En effet, je quitte la région toulonnaise pour les montagnes de Grenoble. Je vais surement travailler à l'Ecole des Pupilles de l'Air à Montbonnot-St-Martin. Pourquoi surement? Car (suite à un concours) je vais travailler dans une unité de l'armée de l'Air sur Grenoble.
D'après mes recherches, je n'ai trouvé que l'EPA. 

Je souhaiterais avoir des conseils pour biens débuter dans la région et des pièges à éviter. Bien évidamment je vais faire des recherches via internet et les agences.
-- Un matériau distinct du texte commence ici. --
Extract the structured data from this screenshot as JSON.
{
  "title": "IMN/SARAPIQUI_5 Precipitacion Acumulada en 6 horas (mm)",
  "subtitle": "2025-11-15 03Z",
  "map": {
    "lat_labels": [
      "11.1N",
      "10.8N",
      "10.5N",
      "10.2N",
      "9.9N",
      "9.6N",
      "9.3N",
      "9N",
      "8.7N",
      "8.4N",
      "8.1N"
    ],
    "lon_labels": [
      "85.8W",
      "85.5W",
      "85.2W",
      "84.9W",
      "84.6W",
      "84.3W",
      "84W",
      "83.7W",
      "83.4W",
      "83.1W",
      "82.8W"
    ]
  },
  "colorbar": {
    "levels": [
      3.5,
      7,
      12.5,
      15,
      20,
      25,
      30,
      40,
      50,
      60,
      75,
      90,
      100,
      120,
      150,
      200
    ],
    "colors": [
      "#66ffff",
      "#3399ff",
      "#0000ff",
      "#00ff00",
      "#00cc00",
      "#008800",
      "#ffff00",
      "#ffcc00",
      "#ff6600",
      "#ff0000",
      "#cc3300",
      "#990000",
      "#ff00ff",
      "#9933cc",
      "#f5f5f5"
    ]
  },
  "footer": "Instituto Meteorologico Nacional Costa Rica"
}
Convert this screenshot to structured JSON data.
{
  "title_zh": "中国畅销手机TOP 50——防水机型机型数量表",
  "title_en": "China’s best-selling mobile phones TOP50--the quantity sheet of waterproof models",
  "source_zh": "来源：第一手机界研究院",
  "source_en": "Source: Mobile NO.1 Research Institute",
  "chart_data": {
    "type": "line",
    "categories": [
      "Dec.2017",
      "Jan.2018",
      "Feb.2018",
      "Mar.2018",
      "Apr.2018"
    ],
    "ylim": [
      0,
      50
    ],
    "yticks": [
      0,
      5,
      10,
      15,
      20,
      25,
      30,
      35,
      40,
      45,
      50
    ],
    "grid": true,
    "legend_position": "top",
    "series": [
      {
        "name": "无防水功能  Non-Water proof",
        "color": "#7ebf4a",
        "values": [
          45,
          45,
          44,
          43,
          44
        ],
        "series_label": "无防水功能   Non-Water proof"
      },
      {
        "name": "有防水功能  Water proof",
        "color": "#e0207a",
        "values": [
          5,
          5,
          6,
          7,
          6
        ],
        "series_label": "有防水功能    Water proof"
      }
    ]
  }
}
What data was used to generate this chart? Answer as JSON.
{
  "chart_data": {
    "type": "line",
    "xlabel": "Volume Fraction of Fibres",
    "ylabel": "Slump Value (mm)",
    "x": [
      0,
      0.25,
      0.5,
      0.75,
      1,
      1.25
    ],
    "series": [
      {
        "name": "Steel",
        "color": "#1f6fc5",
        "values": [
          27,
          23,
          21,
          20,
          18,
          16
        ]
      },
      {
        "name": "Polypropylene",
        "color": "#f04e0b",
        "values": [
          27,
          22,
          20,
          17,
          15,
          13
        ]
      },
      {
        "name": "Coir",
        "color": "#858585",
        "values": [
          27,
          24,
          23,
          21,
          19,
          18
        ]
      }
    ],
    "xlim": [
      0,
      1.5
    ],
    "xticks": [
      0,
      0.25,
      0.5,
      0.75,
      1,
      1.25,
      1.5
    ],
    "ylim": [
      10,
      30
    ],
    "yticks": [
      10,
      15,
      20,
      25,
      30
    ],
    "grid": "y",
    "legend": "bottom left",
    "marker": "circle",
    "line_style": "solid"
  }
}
Mais si qqu'un peu me conseiller un village plus qu'un autre, un quartier à éviter, ou des transactions immo convenables pour affiner mes recherches ; je suis à l'écoute, et merci d'avance.

Petites infos : je suis marié avec deux enfants (un 5 ans scolarisé, le second :  2 ans)

Voilà, je compte un peu sur vous, c'est un tournant dans la vie fort agréable mais il faut le préparer au mieux.

D'avance, je vous remercie toutes et tous.

Et comme j'ai réussi mon concours, je me permet d'offrir une tournée générale au bar MacG.

A bientôt.


----------



## r0m1 (8 Mars 2006)

tu quittes notre si belle région pour aller vers le froid (j'habite ollioules) !!!! bon courage pour la suite


----------



## Fulvio (8 Mars 2006)

Picouto a dit:
			
		

> y a Taho!



Et peut-être moi bientôt. J'y travaille depuis presque un mois, mais j'habite plus au nord, dans la partie iséroise de la grande couronne de Lyon. Pour l'instant, je prend le train et j'hésite encore à bouger là-bas, surtout que je n'ai qu'une mission temporaire (un an, quand-même). Je connais pas le coin, à vrai dire, mais la ville commence à me charmer...


----------



## Taho! (8 Mars 2006)

A savoir, amis grenoblois, actuels ou en devenir, que l'association Pomme Grenette est là et qu'elle organise une bouffe le 18 Mars prochain...  Vous y seriez les bienvenus (surtout avec une tournée payée par YellowSubmarine )

Picouto : Merci ! :love:

A bientôt !


----------



## YellowSubMarine83 (9 Mars 2006)

r0m1 a dit:
			
		

> tu quittes notre si belle région pour aller vers le froid (j'habite ollioules) !!!! bon courage pour la suite




Eh oui, mais tu sais comme moi que nous ne choisissons pas toujours ce que nous voulons !! (sinon, intel ne serait pas dans nos macs  )

Sinon, je vous remercie chaudement de vos bons conseils. C'est très sympa !

Un gros merci, plus particulièrement à Taho!.

D'après l'office du tourisme de Grenoble, la seule unité de l'armée de l'air d'active, c'est l'EPA de MontBonnot.

Si qqun à des infos supp. sur ce "côté" de Grenoble.


----------